In the insurance industry, it's called the Death Spiral not enough healthy people sign up to pay for the sick. Premiums have to go up. So more healthy people drop their insurance. Premiums for those left have to go up again.
Robert Laszewski: The lowest income people in Obamacare are the ones that benefit the most. They get the highest subsidies and their deductibles and their copays get subsidized. So if you look at the very lowest income people in Obamacare, 82-percent of them have signed up. That's terrific. That's a terrific pool. But then if you look at the people between 3 and 400-percent of poverty, the people that start moving up toward middle incomes inas, as a comparison, only 17-percent of them have signed up. So I think part of this program is in a death spiral already.

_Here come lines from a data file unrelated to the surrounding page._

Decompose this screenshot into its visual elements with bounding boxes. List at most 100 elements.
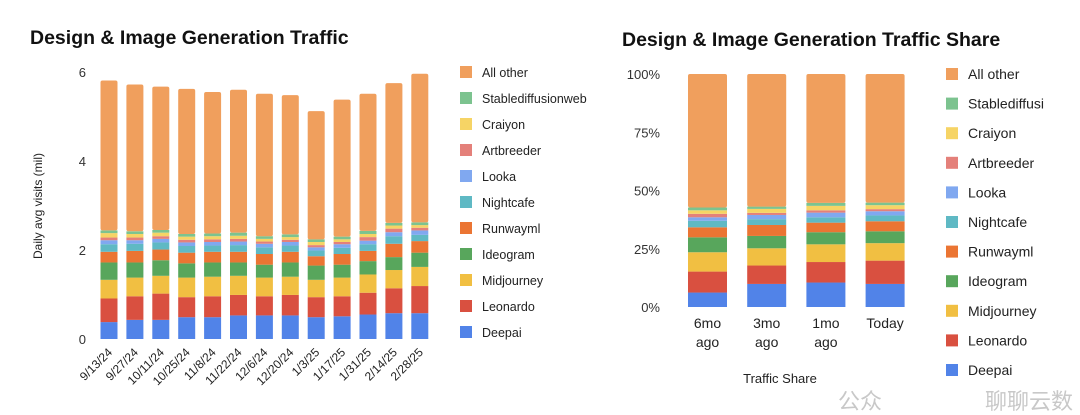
bar-segment-nightcafe [865,215,905,222]
bar-segment-looka [100,240,118,245]
bar-segment-nightcafe [307,250,325,257]
bar-segment-stablediffusionweb [281,234,299,238]
bar-segment-leonardo [152,293,170,320]
bar-segment-stablediffusionweb [255,236,273,239]
bar-segment-artbreeder [747,212,787,215]
bar-segment-nightcafe [333,247,351,255]
bar-segment-leonardo [178,297,196,318]
bar-segment-leonardo [865,260,905,284]
bar-segment-deepai [307,317,325,339]
bar-segment-leonardo [100,298,118,323]
bar-segment-deepai [385,313,403,339]
x-tick-label: 3mo [753,315,780,331]
bar-segment-midjourney [747,248,787,266]
bar-segment-midjourney [688,252,727,272]
legend-swatch [946,156,958,169]
bar-segment-midjourney [385,270,403,289]
bar-segment-craiyon [359,233,377,238]
bar-segment-deepai [255,315,273,339]
legend-swatch [946,334,958,347]
bar-segment-all-other [385,83,403,223]
bar-segment-midjourney [126,277,144,297]
bar-segment-midjourney [100,279,118,299]
x-tick-label: 1mo [812,315,839,331]
bar-segment-stablediffusionweb [178,233,196,237]
y-tick-label: 0 [79,332,86,347]
legend-label: Craiyon [482,118,525,132]
bar-segment-runwayml [333,254,351,265]
bar-segment-ideogram [281,262,299,277]
legend-label: Deepai [968,362,1012,378]
bar-segment-artbreeder [411,227,429,231]
bar-segment-leonardo [688,271,727,293]
legend-swatch [460,144,472,156]
bar-segment-artbreeder [255,241,273,244]
legend-swatch [460,326,472,338]
legend-swatch [460,300,472,312]
bar-segment-craiyon [230,235,247,239]
bar-segment-all-other [865,74,905,203]
bar-segment-ideogram [204,262,222,277]
bar-segment-all-other [688,74,727,208]
bar-segment-looka [281,241,299,246]
bar-segment-all-other [747,74,787,207]
bar-segment-craiyon [255,238,273,242]
bar-segment-nightcafe [359,244,377,251]
legend-swatch [946,127,958,140]
bar-segment-deepai [178,317,196,339]
bar-segment-nightcafe [204,245,222,252]
x-tick-label: ago [696,334,720,350]
x-axis-label: Traffic Share [743,371,817,386]
watermark-text-2: 聊聊云数 [985,389,1074,414]
bar-segment-stablediffusionweb [126,231,144,234]
bar-segment-all-other [100,80,118,231]
y-tick-label: 0% [641,300,660,315]
bar-segment-nightcafe [100,244,118,252]
bar-segment-artbreeder [152,236,170,239]
legend-label: Stablediffusionweb [482,92,587,106]
bar-segment-ideogram [152,260,170,276]
bar-segment-nightcafe [688,220,727,228]
bar-segment-deepai [152,319,170,339]
bar-segment-nightcafe [230,245,247,252]
legend-label: Craiyon [968,125,1016,141]
bar-segment-looka [359,240,377,245]
bar-segment-artbreeder [126,237,144,241]
y-tick-label: 100% [627,67,661,82]
bar-segment-ideogram [333,264,351,278]
bar-segment-looka [152,238,170,243]
bar-segment-ideogram [385,257,403,271]
bar-segment-deepai [204,317,222,339]
bar-segment-all-other [230,89,247,233]
bar-segment-runwayml [747,224,787,236]
bar-segment-looka [307,247,325,251]
legend-label: Artbreeder [482,144,541,158]
legend-swatch [460,170,472,182]
legend-label: Looka [482,170,516,184]
bar-segment-craiyon [100,233,118,238]
y-tick-label: 4 [79,154,86,169]
bar-segment-runwayml [152,249,170,261]
legend-swatch [460,222,472,234]
bar-segment-deepai [806,282,846,307]
bar-segment-runwayml [411,241,429,253]
bar-segment-stablediffusionweb [359,230,377,234]
bar-segment-ideogram [411,252,429,267]
bar-segment-stablediffusionweb [152,229,170,233]
bar-segment-runwayml [230,251,247,263]
bar-segment-ideogram [126,262,144,278]
bar-segment-craiyon [385,225,403,229]
y-tick-label: 75% [634,125,660,140]
bar-segment-leonardo [307,297,325,318]
bar-segment-ideogram [307,265,325,280]
bar-segment-leonardo [281,294,299,316]
bar-segment-nightcafe [126,243,144,251]
bar-segment-midjourney [359,274,377,293]
y-tick-label: 6 [79,65,86,80]
bar-segment-artbreeder [281,239,299,242]
legend-swatch [946,186,958,199]
bar-segment-looka [204,241,222,246]
bar-segment-looka [806,212,846,218]
bar-segment-all-other [255,93,273,237]
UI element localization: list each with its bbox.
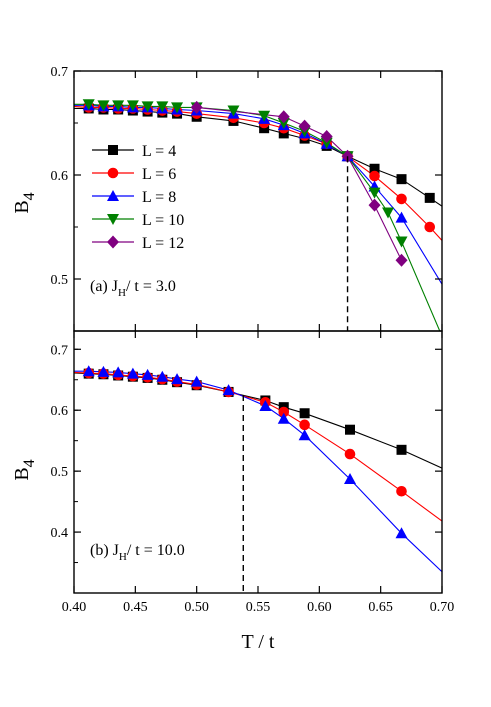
marker-layer-b (82, 365, 408, 539)
point-a-l-10-10 (258, 110, 271, 122)
legend-marker-l-8 (107, 190, 119, 201)
x-tick-label-5: 0.65 (368, 600, 393, 615)
point-b-l-4-12 (299, 408, 310, 419)
point-a-l-10-15 (368, 187, 381, 199)
point-a-l-10-4 (126, 100, 139, 112)
point-b-l-6-13 (344, 448, 356, 460)
legend-marker-l-10 (107, 214, 119, 225)
legend-marker-l-4 (108, 145, 118, 155)
point-b-l-8-12 (298, 429, 311, 441)
point-a-l-10-7 (171, 102, 184, 114)
y-tick-label-b-2: 0.6 (51, 404, 69, 419)
y-ticks-b: 0.4 0.5 0.6 0.7 (51, 343, 442, 594)
point-b-l-8-9 (222, 384, 235, 396)
x-tick-label-6: 0.70 (430, 600, 455, 615)
point-b-l-8-5 (141, 368, 154, 380)
series-layer-a (74, 103, 442, 331)
series-line-a-l-4 (74, 107, 442, 207)
point-b-l-4-13 (345, 424, 355, 435)
series-line-b-l-8 (74, 370, 442, 573)
series-line-a-l-12 (196, 106, 402, 261)
x-tick-label-1: 0.45 (123, 600, 148, 615)
x-tick-label-4: 0.60 (307, 600, 332, 615)
point-a-l-12-3 (320, 130, 333, 144)
legend-label-l-12: L = 12 (142, 235, 184, 252)
point-a-l-10-2 (97, 100, 110, 112)
point-b-l-8-11 (277, 412, 290, 424)
series-layer-b (74, 370, 442, 573)
point-a-l-4-16 (396, 174, 407, 185)
point-a-l-10-5 (141, 101, 154, 113)
y-axis-title-a: B4 (11, 192, 38, 213)
series-line-b-l-6 (74, 371, 442, 522)
point-b-l-8-10 (259, 399, 272, 411)
panel-label-a: (a) JH/ t = 3.0 (90, 278, 176, 299)
marker-layer-a (82, 99, 436, 267)
y-ticks-a: 0.5 0.6 0.7 (51, 65, 443, 332)
y-tick-label-a-0: 0.5 (51, 273, 69, 288)
point-b-l-8-13 (344, 473, 356, 485)
point-a-l-10-11 (277, 118, 290, 129)
point-a-l-10-17 (395, 236, 408, 248)
legend-marker-l-12 (107, 235, 119, 249)
point-a-l-12-1 (277, 110, 290, 124)
point-b-l-6-12 (299, 419, 310, 431)
point-a-l-4-15 (369, 163, 380, 174)
legend: L = 4 L = 6 L = 8 L = 10 L = 12 (92, 143, 184, 252)
legend-label-l-10: L = 10 (142, 212, 184, 229)
point-b-l-6-11 (278, 406, 290, 418)
legend-label-l-6: L = 6 (142, 166, 176, 183)
panel-a: 0.50.60.7 (a) JH/ t = 3.0 B4 L = 4L = 6L… (11, 65, 443, 332)
point-a-l-12-6 (395, 253, 408, 267)
point-a-l-10-9 (227, 105, 240, 117)
panel-label-b: (b) JH/ t = 10.0 (90, 542, 185, 563)
point-a-l-12-2 (298, 119, 311, 133)
x-ticks-b: 0.40 0.45 0.50 0.55 0.60 0.65 0.70 (62, 331, 455, 615)
x-tick-label-3: 0.55 (246, 600, 271, 615)
point-b-l-8-7 (171, 373, 184, 385)
point-a-l-6-15 (369, 170, 380, 182)
point-b-l-8-3 (112, 366, 125, 378)
point-b-l-8-4 (126, 367, 139, 379)
y-tick-label-a-1: 0.6 (51, 169, 69, 184)
y-tick-label-b-1: 0.5 (51, 465, 69, 480)
x-tick-label-0: 0.40 (62, 600, 87, 615)
legend-label-l-4: L = 4 (142, 143, 176, 160)
point-a-l-12-0 (190, 100, 203, 114)
point-a-l-10-16 (382, 207, 395, 219)
y-tick-label-a-2: 0.7 (51, 65, 69, 80)
y-tick-label-b-3: 0.7 (51, 343, 69, 358)
point-b-l-8-8 (190, 375, 203, 387)
series-line-b-l-4 (74, 372, 442, 469)
legend-label-l-8: L = 8 (142, 189, 176, 206)
legend-marker-l-6 (107, 167, 119, 179)
x-axis-title: T / t (242, 631, 275, 653)
y-axis-title-b: B4 (11, 459, 38, 480)
point-b-l-8-2 (97, 365, 110, 377)
series-line-a-l-10 (74, 103, 441, 331)
point-a-l-10-3 (112, 100, 125, 112)
point-a-l-10-6 (156, 101, 169, 113)
x-tick-label-2: 0.50 (184, 600, 209, 615)
series-line-a-l-8 (74, 104, 442, 285)
point-a-l-8-16 (395, 211, 408, 223)
y-tick-label-b-0: 0.4 (51, 526, 69, 541)
point-b-l-8-6 (156, 370, 169, 382)
point-a-l-6-17 (424, 221, 436, 233)
point-b-l-4-14 (396, 444, 407, 455)
panel-b: 0.4 0.5 0.6 0.7 0.40 0.45 0.50 0.55 0.60 0.65 0.7… (11, 330, 455, 653)
point-a-l-10-13 (320, 137, 333, 149)
point-a-l-10-1 (82, 99, 95, 111)
point-b-l-8-14 (395, 527, 408, 539)
point-a-l-6-16 (396, 193, 407, 205)
point-b-l-8-1 (82, 365, 95, 377)
point-a-l-4-17 (424, 192, 435, 203)
point-b-l-6-14 (396, 485, 407, 497)
point-a-l-12-5 (368, 198, 381, 212)
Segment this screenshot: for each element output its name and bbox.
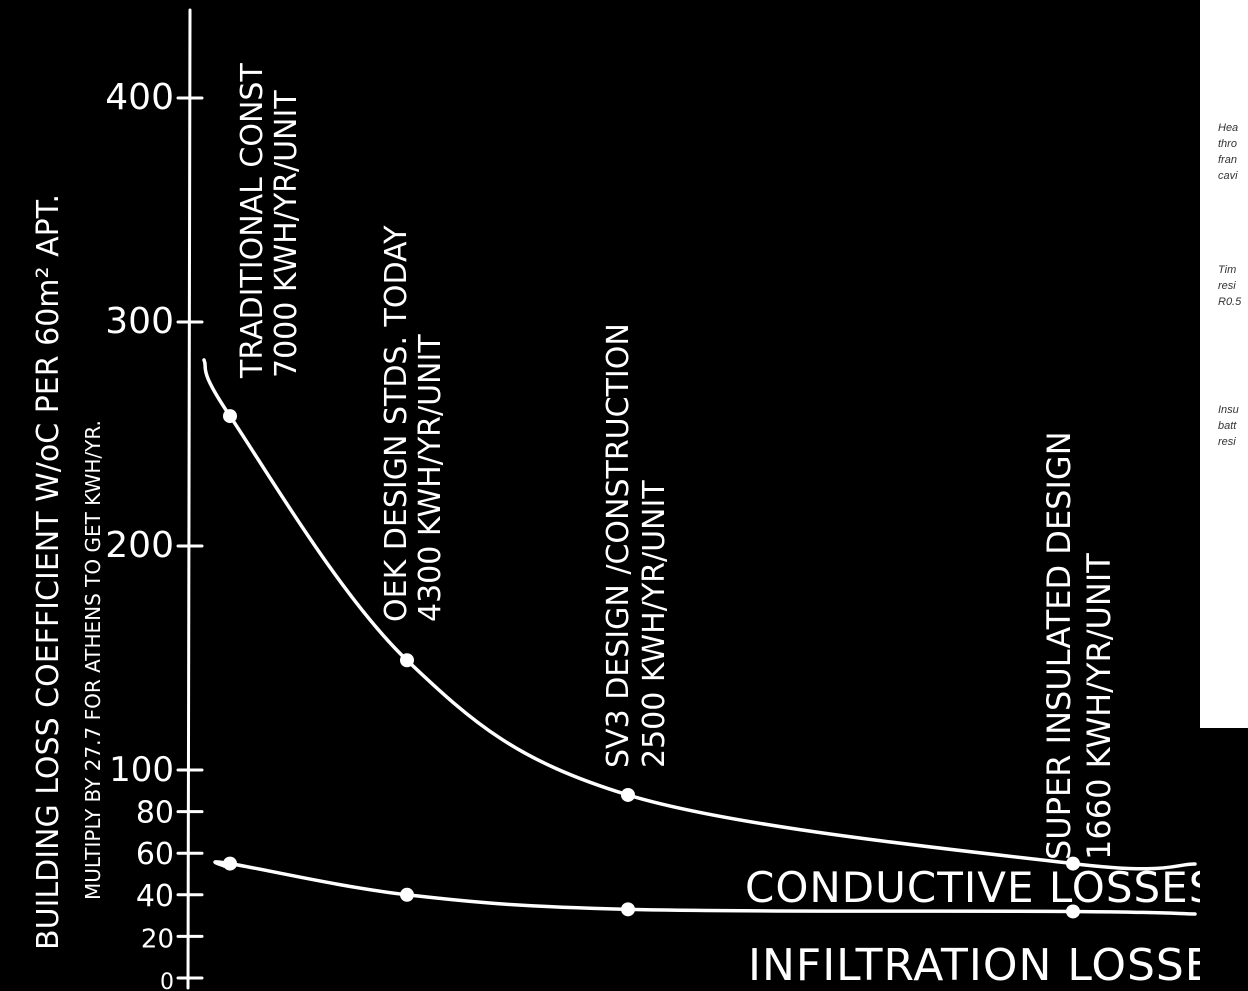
series-label-infiltration: INFILTRATION LOSSES (748, 940, 1200, 991)
design-label-line1: SUPER INSULATED DESIGN (1040, 431, 1078, 860)
design-label-line1: TRADITIONAL CONST (235, 63, 270, 379)
design-annotation-3: SUPER INSULATED DESIGN 1660 KWH/YR/UNIT (1040, 431, 1118, 860)
side-note-line: Tim (1218, 264, 1237, 276)
series-1-point-3 (1066, 904, 1080, 919)
design-label-line1: OEK DESIGN STDS. TODAY (379, 225, 414, 622)
y-tick-label-200: 200 (105, 525, 174, 566)
side-note-line: thro (1218, 138, 1237, 150)
y-tick-label-60: 60 (136, 837, 174, 872)
y-tick-label-400: 400 (105, 77, 174, 118)
design-annotation-0: TRADITIONAL CONST 7000 KWH/YR/UNIT (235, 63, 304, 379)
design-label-line2: 2500 KWH/YR/UNIT (637, 480, 672, 768)
y-tick-label-100: 100 (109, 750, 174, 790)
side-note-1: Hea thro fran cavi (1218, 120, 1248, 184)
side-note-line: batt (1218, 420, 1237, 432)
series-1-point-0 (223, 856, 237, 871)
y-tick-label-0: 0 (160, 970, 174, 991)
design-label-line2: 7000 KWH/YR/UNIT (269, 90, 304, 378)
side-note-line: R0.5 (1218, 296, 1242, 308)
design-label-line2: 4300 KWH/YR/UNIT (413, 334, 448, 622)
series-0-point-2 (621, 787, 635, 802)
side-panel: Hea thro fran cavi Tim resi R0.5 Insu ba… (1200, 0, 1248, 728)
y-axis-subtitle: MULTIPLY BY 27.7 FOR ATHENS TO GET KWH/Y… (81, 420, 105, 900)
chart: 0 20 40 60 80 100 200 300 400 BUILDING LOSS COEFF… (31, 8, 1200, 991)
side-note-line: resi (1218, 436, 1236, 448)
side-note-3: Insu batt resi (1218, 402, 1248, 450)
y-tick-label-300: 300 (105, 301, 174, 342)
series-0-point-0 (223, 409, 237, 424)
side-note-2: Tim resi R0.5 (1218, 262, 1248, 310)
y-tick-label-40: 40 (136, 879, 174, 914)
design-annotation-2: SV3 DESIGN /CONSTRUCTION 2500 KWH/YR/UNIT (601, 323, 672, 768)
y-tick-label-80: 80 (136, 796, 174, 831)
series-0-point-1 (400, 653, 414, 668)
design-annotation-1: OEK DESIGN STDS. TODAY 4300 KWH/YR/UNIT (379, 225, 448, 622)
y-axis-title: BUILDING LOSS COEFFICIENT W/oC PER 60m² … (31, 194, 66, 950)
side-note-line: Insu (1218, 404, 1239, 416)
design-label-line2: 1660 KWH/YR/UNIT (1080, 553, 1118, 860)
side-note-line: cavi (1218, 170, 1238, 182)
series-0-point-3 (1066, 856, 1080, 871)
side-note-line: Hea (1218, 122, 1239, 134)
side-note-line: fran (1218, 154, 1237, 166)
series-1-point-1 (400, 887, 414, 902)
series-label-conductive: CONDUCTIVE LOSSES (745, 863, 1200, 912)
design-label-line1: SV3 DESIGN /CONSTRUCTION (601, 323, 636, 768)
series-1-point-2 (621, 902, 635, 917)
side-note-line: resi (1218, 280, 1236, 292)
y-tick-label-20: 20 (141, 924, 174, 954)
y-axis-line (186, 8, 192, 990)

Earlier this month, Minnesota Governor Mark Dayton, a Democrat, backed off his staunch support of Obamacare after sticker shock cases like one family of four learning they'll have to pay $40,000 in premiums next year, with a $13,000 deductible.
Mark Dayton: Ultimately I'm not trying to pass the buck here but the reality is the Affordable Care Act is no longer affordable.
Sharyl Attkisson: At its core, it was supposed to provide affordable insurance for everybody who needed it.
Robert Laszewski: Yes. The Affordable Care Act was supposed to ensure that whether you were employed or unemployed or self-employed, you would have access to affordable health insurance. For someone who's not getting a subsidy, who's paying the full cost of insurance, it's, it's likely that they're now paying about double what they paid before under the old market, where only healthy people could get in.
Cara Acker: Anytime you make a law that forces someone to spend their hard earned money on something it gets pretty tough. We're just not in a, I think as a whole as a country, we're just not in a place where we can be told we have to spend that many hundreds and hundreds of dollars each month, especially if you have multiple people in your family. It's a huge sacrifice.
Laszewski and other experts say Obamacare is already a failed experiment and predict that, without a major fix, it will "implode" by the end of next year.